A rispondere alla ricerca sono state donne per il 98% di nazionalità italiana e con almeno un diploma superiore (41%), mentre il 38% ha una laurea, e il 15% anche un master post laurea; le intervistate si trovano mediamente in condizioni di relativo benessere e abitano soprattutto al Nord. Il 67% di loro ha continuato a lavorare dall’8 marzo in modalità smart-working, e il 62% lo ha fatto avendo un lavoro dipendente (il 18% erano partite Iva e il 4% circa ha anche affrontato la cassa integrazione). Si tratta di madri mediamente di 42 anni che hanno 1.4 figli, in linea con il dato nazionale: per la maggioranza bambini da scuola elementare: 2855 su 7mila.

Come è messa l’Italia in confronto all’Europa?

Brutta, inefficace, difficile, demotivante, spiacevole, impossibile: sono tutti gli aggettivi che le mamme hanno dedicato alla Dad, senza mai riuscire a mettere la crocetta su un attributo positivo. Ed è per questo che anche nelle risposte aperte hanno lanciato un grido d’allarme: “Alcune donne sono riuscite ad ironizzare sulle acrobazie quotidiane della gestione della famiglia con lo smart-working, che peraltro annulla i confini tra la vita privata e quella lavorativa e non concede orari. Altre hanno ammesso la difficoltà di tenere insieme tutti pezzi. Ma tutte avvertono: la chiusura della scuola non può essere l’unica soluzione anche in caso di seconda ondata o ne va della tenuta delle famiglie e del Paese”.
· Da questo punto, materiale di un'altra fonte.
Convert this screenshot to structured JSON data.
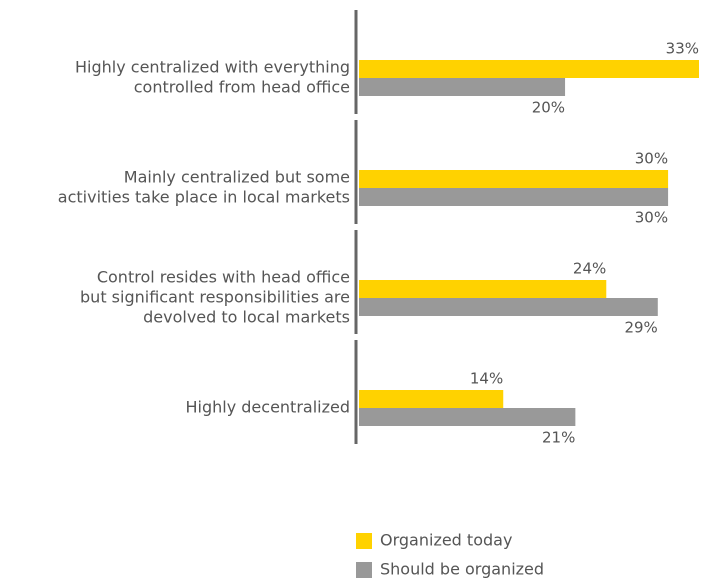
{
  "chart_data": {
    "type": "bar",
    "orientation": "horizontal",
    "categories": [
      [
        "Highly centralized with everything",
        "controlled from head office"
      ],
      [
        "Mainly centralized but some",
        "activities take place in local markets"
      ],
      [
        "Control resides with head office",
        "but significant responsibilities are",
        "devolved to local markets"
      ],
      [
        "Highly decentralized"
      ]
    ],
    "series": [
      {
        "name": "Organized today",
        "color": "#ffd200",
        "values": [
          33,
          30,
          24,
          14
        ],
        "value_labels": [
          "33%",
          "30%",
          "24%",
          "14%"
        ]
      },
      {
        "name": "Should be organized",
        "color": "#999999",
        "values": [
          20,
          30,
          29,
          21
        ],
        "value_labels": [
          "20%",
          "30%",
          "29%",
          "21%"
        ]
      }
    ],
    "xlim": [
      0,
      33
    ]
  }
}
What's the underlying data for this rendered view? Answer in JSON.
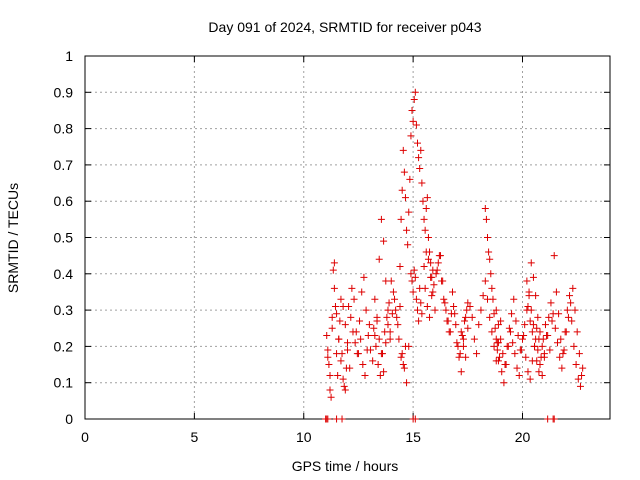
{
  "chart_data": {
    "type": "scatter",
    "title": "Day 091 of 2024, SRMTID for receiver p043",
    "xlabel": "GPS time / hours",
    "ylabel": "SRMTID / TECUs",
    "xlim": [
      0,
      24
    ],
    "ylim": [
      0,
      1
    ],
    "xticks": [
      0,
      5,
      10,
      15,
      20
    ],
    "yticks": [
      0,
      0.1,
      0.2,
      0.3,
      0.4,
      0.5,
      0.6,
      0.7,
      0.8,
      0.9,
      1
    ],
    "ytick_labels": [
      "0",
      "0.1",
      "0.2",
      "0.3",
      "0.4",
      "0.5",
      "0.6",
      "0.7",
      "0.8",
      "0.9",
      "1"
    ],
    "grid": true,
    "marker": "+",
    "series": [
      {
        "name": "SRMTID",
        "color": "#dd0000",
        "x": [
          11.0,
          11.05,
          11.1,
          11.5,
          11.75,
          15.0,
          15.1,
          21.15,
          21.4,
          21.45,
          11.05,
          11.1,
          11.15,
          11.2,
          11.25,
          11.3,
          11.35,
          11.4,
          11.45,
          11.5,
          11.55,
          11.6,
          11.65,
          11.7,
          11.75,
          11.8,
          11.85,
          11.9,
          11.95,
          12.0,
          11.1,
          11.2,
          11.3,
          11.4,
          11.5,
          11.6,
          11.7,
          11.8,
          11.9,
          12.0,
          12.1,
          12.2,
          12.3,
          12.4,
          12.5,
          12.6,
          12.7,
          12.8,
          12.9,
          13.0,
          12.05,
          12.15,
          12.25,
          12.35,
          12.45,
          12.55,
          12.65,
          12.75,
          12.85,
          12.95,
          13.05,
          13.15,
          13.25,
          13.35,
          13.45,
          13.55,
          13.65,
          13.75,
          13.85,
          13.95,
          13.2,
          13.3,
          13.4,
          13.5,
          13.6,
          13.7,
          13.8,
          13.9,
          14.0,
          14.1,
          14.2,
          14.3,
          14.4,
          14.5,
          14.6,
          14.7,
          14.8,
          13.25,
          13.35,
          13.45,
          13.55,
          13.65,
          13.75,
          13.85,
          13.95,
          14.05,
          14.15,
          14.25,
          14.35,
          14.45,
          14.55,
          14.65,
          14.4,
          14.45,
          14.5,
          14.55,
          14.6,
          14.65,
          14.7,
          14.75,
          14.8,
          14.85,
          14.9,
          14.95,
          15.0,
          15.05,
          15.1,
          15.15,
          15.2,
          15.25,
          15.3,
          15.35,
          15.4,
          15.45,
          15.5,
          15.55,
          15.6,
          15.65,
          15.7,
          15.75,
          15.8,
          15.85,
          15.9,
          14.9,
          14.95,
          15.0,
          15.05,
          15.1,
          15.15,
          15.2,
          15.25,
          15.3,
          15.35,
          15.4,
          15.5,
          15.6,
          15.7,
          15.8,
          15.9,
          16.0,
          16.1,
          16.2,
          16.3,
          16.4,
          16.5,
          16.6,
          16.7,
          16.8,
          16.9,
          17.0,
          17.1,
          17.2,
          17.3,
          17.4,
          17.5,
          15.55,
          15.65,
          15.75,
          15.85,
          15.95,
          16.05,
          16.15,
          16.25,
          16.35,
          16.45,
          16.55,
          16.65,
          16.75,
          16.85,
          16.95,
          17.05,
          17.15,
          17.25,
          17.35,
          17.45,
          17.2,
          17.3,
          17.4,
          17.5,
          17.6,
          17.7,
          17.8,
          17.9,
          18.0,
          18.1,
          18.2,
          18.3,
          18.4,
          18.5,
          18.6,
          18.7,
          18.8,
          18.9,
          19.0,
          18.3,
          18.35,
          18.4,
          18.45,
          18.5,
          18.55,
          18.6,
          18.65,
          18.7,
          18.75,
          18.8,
          18.85,
          18.9,
          18.8,
          18.9,
          19.0,
          19.1,
          19.2,
          19.3,
          19.4,
          19.5,
          19.6,
          19.7,
          19.8,
          19.9,
          20.0,
          20.1,
          20.2,
          20.3,
          20.4,
          20.5,
          20.6,
          20.7,
          20.8,
          20.9,
          21.0,
          18.85,
          18.95,
          19.05,
          19.15,
          19.25,
          19.35,
          19.45,
          19.55,
          19.65,
          19.75,
          19.85,
          19.95,
          20.05,
          20.15,
          20.25,
          20.35,
          20.45,
          20.55,
          20.65,
          20.75,
          20.2,
          20.3,
          20.4,
          20.5,
          20.6,
          20.7,
          20.8,
          20.9,
          21.0,
          21.1,
          21.2,
          21.3,
          21.4,
          21.5,
          21.6,
          21.7,
          21.8,
          21.9,
          22.0,
          22.1,
          22.2,
          22.3,
          22.4,
          22.5,
          22.6,
          22.7,
          20.25,
          20.35,
          20.45,
          20.55,
          20.65,
          20.75,
          20.85,
          20.95,
          21.05,
          21.15,
          21.25,
          21.35,
          21.45,
          21.55,
          21.65,
          21.75,
          21.85,
          21.95,
          22.05,
          22.15,
          22.25,
          22.35,
          22.45,
          22.55,
          22.65,
          22.75
        ],
        "y": [
          0.0,
          0.0,
          0.0,
          0.0,
          0.0,
          0.0,
          0.0,
          0.0,
          0.0,
          0.0,
          0.23,
          0.19,
          0.15,
          0.08,
          0.06,
          0.28,
          0.41,
          0.43,
          0.31,
          0.18,
          0.12,
          0.22,
          0.27,
          0.33,
          0.18,
          0.11,
          0.09,
          0.08,
          0.14,
          0.21,
          0.17,
          0.12,
          0.25,
          0.36,
          0.29,
          0.22,
          0.16,
          0.31,
          0.26,
          0.19,
          0.14,
          0.36,
          0.33,
          0.24,
          0.18,
          0.22,
          0.15,
          0.12,
          0.19,
          0.26,
          0.31,
          0.28,
          0.24,
          0.21,
          0.18,
          0.27,
          0.35,
          0.39,
          0.3,
          0.23,
          0.19,
          0.16,
          0.23,
          0.28,
          0.44,
          0.55,
          0.49,
          0.38,
          0.3,
          0.22,
          0.25,
          0.2,
          0.15,
          0.12,
          0.18,
          0.24,
          0.28,
          0.32,
          0.38,
          0.35,
          0.3,
          0.26,
          0.31,
          0.18,
          0.14,
          0.1,
          0.2,
          0.33,
          0.27,
          0.22,
          0.18,
          0.13,
          0.21,
          0.26,
          0.24,
          0.29,
          0.33,
          0.28,
          0.22,
          0.17,
          0.15,
          0.2,
          0.42,
          0.55,
          0.63,
          0.74,
          0.68,
          0.61,
          0.52,
          0.48,
          0.57,
          0.66,
          0.78,
          0.85,
          0.82,
          0.88,
          0.9,
          0.81,
          0.76,
          0.72,
          0.69,
          0.74,
          0.65,
          0.6,
          0.55,
          0.52,
          0.58,
          0.61,
          0.5,
          0.46,
          0.43,
          0.39,
          0.41,
          0.4,
          0.38,
          0.35,
          0.41,
          0.39,
          0.33,
          0.3,
          0.27,
          0.36,
          0.32,
          0.29,
          0.42,
          0.46,
          0.44,
          0.39,
          0.35,
          0.3,
          0.41,
          0.45,
          0.38,
          0.33,
          0.3,
          0.27,
          0.24,
          0.35,
          0.29,
          0.21,
          0.17,
          0.13,
          0.22,
          0.28,
          0.32,
          0.36,
          0.31,
          0.28,
          0.34,
          0.37,
          0.4,
          0.43,
          0.45,
          0.38,
          0.32,
          0.27,
          0.24,
          0.29,
          0.31,
          0.26,
          0.2,
          0.18,
          0.23,
          0.27,
          0.3,
          0.24,
          0.2,
          0.17,
          0.25,
          0.31,
          0.28,
          0.22,
          0.18,
          0.26,
          0.3,
          0.34,
          0.38,
          0.33,
          0.28,
          0.24,
          0.2,
          0.16,
          0.21,
          0.27,
          0.58,
          0.55,
          0.5,
          0.46,
          0.44,
          0.4,
          0.36,
          0.33,
          0.29,
          0.25,
          0.22,
          0.19,
          0.16,
          0.3,
          0.26,
          0.22,
          0.18,
          0.15,
          0.2,
          0.25,
          0.29,
          0.33,
          0.27,
          0.23,
          0.19,
          0.22,
          0.26,
          0.3,
          0.35,
          0.43,
          0.39,
          0.34,
          0.28,
          0.24,
          0.2,
          0.17,
          0.21,
          0.17,
          0.13,
          0.1,
          0.15,
          0.2,
          0.24,
          0.21,
          0.18,
          0.14,
          0.12,
          0.19,
          0.23,
          0.17,
          0.13,
          0.11,
          0.16,
          0.2,
          0.25,
          0.22,
          0.38,
          0.34,
          0.3,
          0.26,
          0.22,
          0.19,
          0.15,
          0.12,
          0.18,
          0.23,
          0.28,
          0.32,
          0.29,
          0.25,
          0.21,
          0.17,
          0.14,
          0.19,
          0.24,
          0.28,
          0.32,
          0.36,
          0.3,
          0.24,
          0.18,
          0.12,
          0.31,
          0.27,
          0.24,
          0.2,
          0.16,
          0.13,
          0.17,
          0.22,
          0.26,
          0.23,
          0.19,
          0.27,
          0.45,
          0.35,
          0.29,
          0.22,
          0.18,
          0.24,
          0.3,
          0.34,
          0.27,
          0.2,
          0.15,
          0.11,
          0.09,
          0.14
        ]
      }
    ]
  }
}
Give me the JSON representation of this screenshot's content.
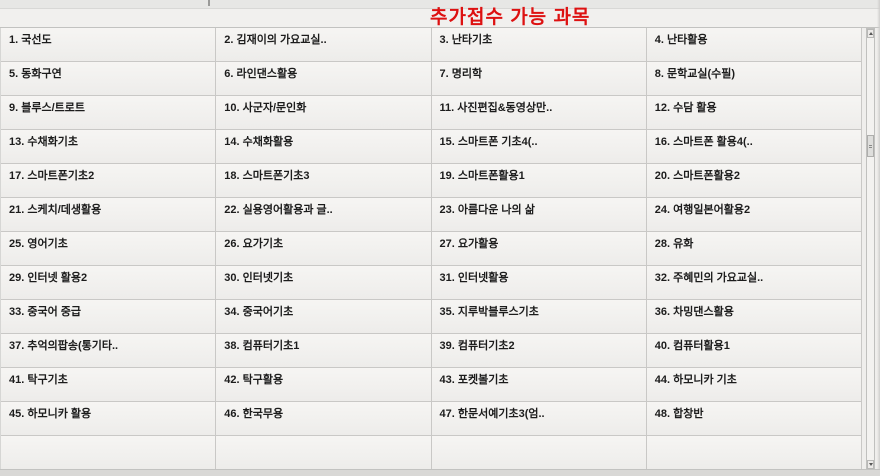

La situazione italiana – commenta inoltre Pastori – “non ha paragoni col resto d’Europa: solo in Italia la chiusura è stata completa, per tutti gli istituti e fino a fine anno scolastico. Questo dovrebbe farci riflettere”.

Le richieste delle mamme in caso di seconda ondata

Per il nuovo anno la prima preoccupazione delle mamme sono le strutture e le infrastrutture: non tutte sono convinte che nei plessi dei figli ci siano gli spazi adeguati o si riesca a ricavarli, per mantenere il distanziamento sociale. Subito dopo c’è il protocollo di igiene e la propensione dei figli a seguirlo. Infine “la preparazione tecnologica delle scuole e la formazione degli insegnanti“.

Anche in questo non siamo messi bene al confronto con il resto d’Europa: “Le strutture sono ridotte all’osso, e questo porta con sé una concezione didattica e pedagogica vecchia. In una precedente ricerca – illustra ancora Pastori – avevamo chiesto a 450 ragazzi venuti a studiare nel nostro Paese come trovassero il loro plesso: praticamente tutti si sono detti insoddisfatti e stupiti che una nazione così bella avesse scuole così brutte, piccole, sporche e noiose, prive di palestre e spazi aperti”.

Il grande assente nel periodo del lockdown secondo la ricercatrice – che ha lavorato con una squadra di psicologi del lavoro e dell’educazione – è stato “il malessere dei bambini, ma soprattutto dei ragazzi: si pensa che soprattutto quelli del liceo abbiano affrontato meglio la situazione, ma in realtà proprio loro soffrono l’assenza di vita sociale, perché sono in una fase della vita in cui hanno voglia di immergersi nel mondo”.

Durante il confinamento sono aumentati nei ragazzi la scarsa concentrazione e la noia, i sentimenti malinconici, di solitudine e di rabbia”. Ancora una volta a farne le spese sono state le madri, improvvisate psicologhe oltre che insegnanti, e in difficoltà a gestire i figli a casa per tante ore al giorno: “La frustrazione è dilagata anche in loro, mentre parallelamente nei figli aumentavano la dipendenza e il bisogno d’aiuto”.

Rinforzate la scuola. La chiusura sia ‘l’extrema ratio’: non cerchiamo di risolvere tutto gettando il peso sulle spalle delle famiglie e soprattutto delle donne” è dunque l’appello finale che emerge dall’indagine.